Symantec's latest Internet Security Threat Report, covering the last six months of 2007, reveals that hackers are using the Web more than ever before to target users. The bi-annual report draws on data gleaned from millions of Internet sensors, first-hand research, and active monitoring of hacker communications.
The findings of the report have profound ramifications for small and midsize businesses. As increasing numbers of employees participate in social networks and other Web 2.0 applications, both inside and outside of the workplace, attackers have adopted stealthier techniques to take advantage of these new technology trends. While most malicious attacks were previously carried out through compromised Web sites or by targeting network computers, hackers are now targeting home and work computers through the Web, as well as through sites that users trust, such as social networking Web sites.
The growing trend of targeting Web sites and site-specific vulnerabilities is of great concern because it allows cybercriminals to carry out multi-stage attacks. By compromising trusted sites, hackers are increasing the likelihood that malicious code will make its way onto users' computers, since users are more likely to download a file or execute code from a site they trust. In addition, by targeting trusted sites attackers can spread malware quickly through a victim's online social network.
"Avoiding the dark alleys of the Internet was sufficient advice in years past," said Stephen Trilling, vice president, Symantec Security Technology and Response, in a statement. "Today's criminal is focused on compromising legitimate Web sites to launch attacks on end-users, which underscores the importance of maintaining a strong security posture no matter where you go and what you do on the Internet."
In the last six months of 2007, Symantec observed 87,963 phishing hosts – computers that host one or more phishing Web sites. That's an increase of 167% from the first half on 2007. The report also found that 80% of the brands targeted by attackers were in the financial sector. Since the majority of phishing activity pursues financial again, this sector is an obvious focus for cybercriminals, who are after highly profitable user data such as bank account, credit card, or Social Security numbers.

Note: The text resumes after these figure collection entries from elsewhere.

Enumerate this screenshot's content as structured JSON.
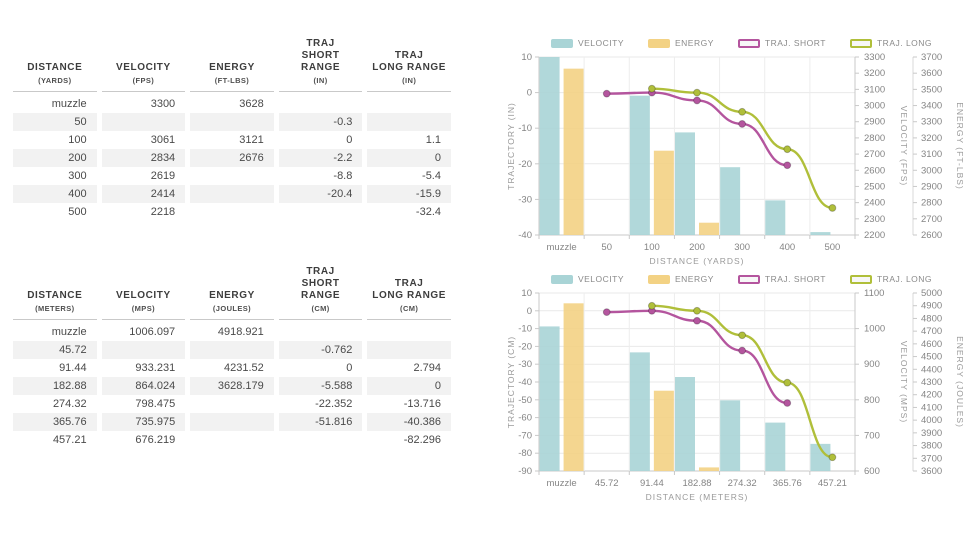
{
  "page": {
    "background": "#ffffff"
  },
  "theme": {
    "velocity_color": "#a9d4d6",
    "energy_color": "#f3d284",
    "traj_short_color": "#b4559e",
    "traj_long_color": "#b0bf3a",
    "grid_color": "#e9e9e9",
    "axis_color": "#c9c9c9",
    "tick_text_color": "#858585",
    "table_alt_row": "#f2f2f2"
  },
  "tables": [
    {
      "name": "imperial-table",
      "columns": [
        {
          "label_lines": [
            "DISTANCE"
          ],
          "unit": "(YARDS)"
        },
        {
          "label_lines": [
            "VELOCITY"
          ],
          "unit": "(FPS)"
        },
        {
          "label_lines": [
            "ENERGY"
          ],
          "unit": "(FT-LBS)"
        },
        {
          "label_lines": [
            "TRAJ",
            "SHORT RANGE"
          ],
          "unit": "(IN)"
        },
        {
          "label_lines": [
            "TRAJ",
            "LONG RANGE"
          ],
          "unit": "(IN)"
        }
      ],
      "rows": [
        [
          "muzzle",
          "3300",
          "3628",
          "",
          ""
        ],
        [
          "50",
          "",
          "",
          "-0.3",
          ""
        ],
        [
          "100",
          "3061",
          "3121",
          "0",
          "1.1"
        ],
        [
          "200",
          "2834",
          "2676",
          "-2.2",
          "0"
        ],
        [
          "300",
          "2619",
          "",
          "-8.8",
          "-5.4"
        ],
        [
          "400",
          "2414",
          "",
          "-20.4",
          "-15.9"
        ],
        [
          "500",
          "2218",
          "",
          "",
          "-32.4"
        ]
      ]
    },
    {
      "name": "metric-table",
      "columns": [
        {
          "label_lines": [
            "DISTANCE"
          ],
          "unit": "(METERS)"
        },
        {
          "label_lines": [
            "VELOCITY"
          ],
          "unit": "(MPS)"
        },
        {
          "label_lines": [
            "ENERGY"
          ],
          "unit": "(JOULES)"
        },
        {
          "label_lines": [
            "TRAJ",
            "SHORT RANGE"
          ],
          "unit": "(CM)"
        },
        {
          "label_lines": [
            "TRAJ",
            "LONG RANGE"
          ],
          "unit": "(CM)"
        }
      ],
      "rows": [
        [
          "muzzle",
          "1006.097",
          "4918.921",
          "",
          ""
        ],
        [
          "45.72",
          "",
          "",
          "-0.762",
          ""
        ],
        [
          "91.44",
          "933.231",
          "4231.52",
          "0",
          "2.794"
        ],
        [
          "182.88",
          "864.024",
          "3628.179",
          "-5.588",
          "0"
        ],
        [
          "274.32",
          "798.475",
          "",
          "-22.352",
          "-13.716"
        ],
        [
          "365.76",
          "735.975",
          "",
          "-51.816",
          "-40.386"
        ],
        [
          "457.21",
          "676.219",
          "",
          "",
          "-82.296"
        ]
      ]
    }
  ],
  "chart_data": [
    {
      "type": "bar+line combo",
      "name": "imperial-chart",
      "categories": [
        "muzzle",
        "50",
        "100",
        "200",
        "300",
        "400",
        "500"
      ],
      "xlabel": "DISTANCE (YARDS)",
      "grid": true,
      "legend_position": "top",
      "axes": {
        "left": {
          "label": "TRAJECTORY (IN)",
          "min": -40,
          "max": 10,
          "step": 10,
          "color": "#9a9a9a"
        },
        "right1": {
          "label": "VELOCITY (FPS)",
          "min": 2200,
          "max": 3300,
          "step": 100,
          "color": "#a3ced0"
        },
        "right2": {
          "label": "ENERGY (FT-LBS)",
          "min": 2600,
          "max": 3700,
          "step": 100,
          "color": "#eecb7c"
        }
      },
      "series": [
        {
          "name": "VELOCITY",
          "type": "bar",
          "axis": "right1",
          "color": "#a9d4d6",
          "values": [
            3300,
            null,
            3061,
            2834,
            2619,
            2414,
            2218
          ]
        },
        {
          "name": "ENERGY",
          "type": "bar",
          "axis": "right2",
          "color": "#f3d284",
          "values": [
            3628,
            null,
            3121,
            2676,
            null,
            null,
            null
          ]
        },
        {
          "name": "TRAJ. SHORT",
          "type": "line",
          "axis": "left",
          "color": "#b4559e",
          "values": [
            null,
            -0.3,
            0,
            -2.2,
            -8.8,
            -20.4,
            null
          ]
        },
        {
          "name": "TRAJ. LONG",
          "type": "line",
          "axis": "left",
          "color": "#b0bf3a",
          "values": [
            null,
            null,
            1.1,
            0,
            -5.4,
            -15.9,
            -32.4
          ]
        }
      ]
    },
    {
      "type": "bar+line combo",
      "name": "metric-chart",
      "categories": [
        "muzzle",
        "45.72",
        "91.44",
        "182.88",
        "274.32",
        "365.76",
        "457.21"
      ],
      "xlabel": "DISTANCE (METERS)",
      "grid": true,
      "legend_position": "top",
      "axes": {
        "left": {
          "label": "TRAJECTORY (CM)",
          "min": -90,
          "max": 10,
          "step": 10,
          "color": "#9a9a9a"
        },
        "right1": {
          "label": "VELOCITY (MPS)",
          "min": 600,
          "max": 1100,
          "step": 100,
          "color": "#a3ced0"
        },
        "right2": {
          "label": "ENERGY (JOULES)",
          "min": 3600,
          "max": 5000,
          "step": 100,
          "color": "#eecb7c"
        }
      },
      "series": [
        {
          "name": "VELOCITY",
          "type": "bar",
          "axis": "right1",
          "color": "#a9d4d6",
          "values": [
            1006.097,
            null,
            933.231,
            864.024,
            798.475,
            735.975,
            676.219
          ]
        },
        {
          "name": "ENERGY",
          "type": "bar",
          "axis": "right2",
          "color": "#f3d284",
          "values": [
            4918.921,
            null,
            4231.52,
            3628.179,
            null,
            null,
            null
          ]
        },
        {
          "name": "TRAJ. SHORT",
          "type": "line",
          "axis": "left",
          "color": "#b4559e",
          "values": [
            null,
            -0.762,
            0,
            -5.588,
            -22.352,
            -51.816,
            null
          ]
        },
        {
          "name": "TRAJ. LONG",
          "type": "line",
          "axis": "left",
          "color": "#b0bf3a",
          "values": [
            null,
            null,
            2.794,
            0,
            -13.716,
            -40.386,
            -82.296
          ]
        }
      ]
    }
  ]
}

Not surprisingly, the ISP sector accounted for the second highest volume of phishing attacks. ISP accounts can be very valuable targets because people often use the same username and password for multiple accounts, including email. So, by obtaining a user's ISP authentication credentials, a phisher might subsequently gain access to other accounts. Additionally, a breached ISP account allows phishers to host fraudulent Web sites using the free Web-hosting space often included in these accounts or to use the email accounts to send spam and to launch other phishing attacks.
Increasingly, malicious activity has shifted away from targeting computers. The majority of threats to confidential information are now aimed at users. For example, a keylogger program covertly installed on a computer will silently record all the keystrokes a user makes and then send that information back to cyberthieves. Symantec reports that in the last six months of 2007, 68% of the most prevalent malicious threats attempted to gather and compromise confidential information. This is consistent with the shift towards financially motivated malicious activity that Symantec has been observing over the past two years.
The report also reveals that attackers are leveraging a maturing underground economy to advertise, sell, and trade stolen information and services typically used in identity theft. This economy closely mimics the legitimate business world. For example, the price of a credit card in this underground market is determined by factors such as the location of the issuing bank. Credit cards from the European Union cost more than those from the United States due to the smaller supply of cards circulating in the European Union. Bank account credentials have become the most frequently advertised item, making up 22% of all goods and selling on the black market for as little as $10.
Symantec's latest Internet Security Threat Report shows that hackers are increasingly compromising legitimate Web sites and using them as a distribution medium to attack both home and corporate computers. This means online users can be infected simply by visiting Web sites they believe they can trust. In addition, by leveraging site-specific vulnerabilities hackers are able to launch multi-stage attacks that can propagate very quickly among users.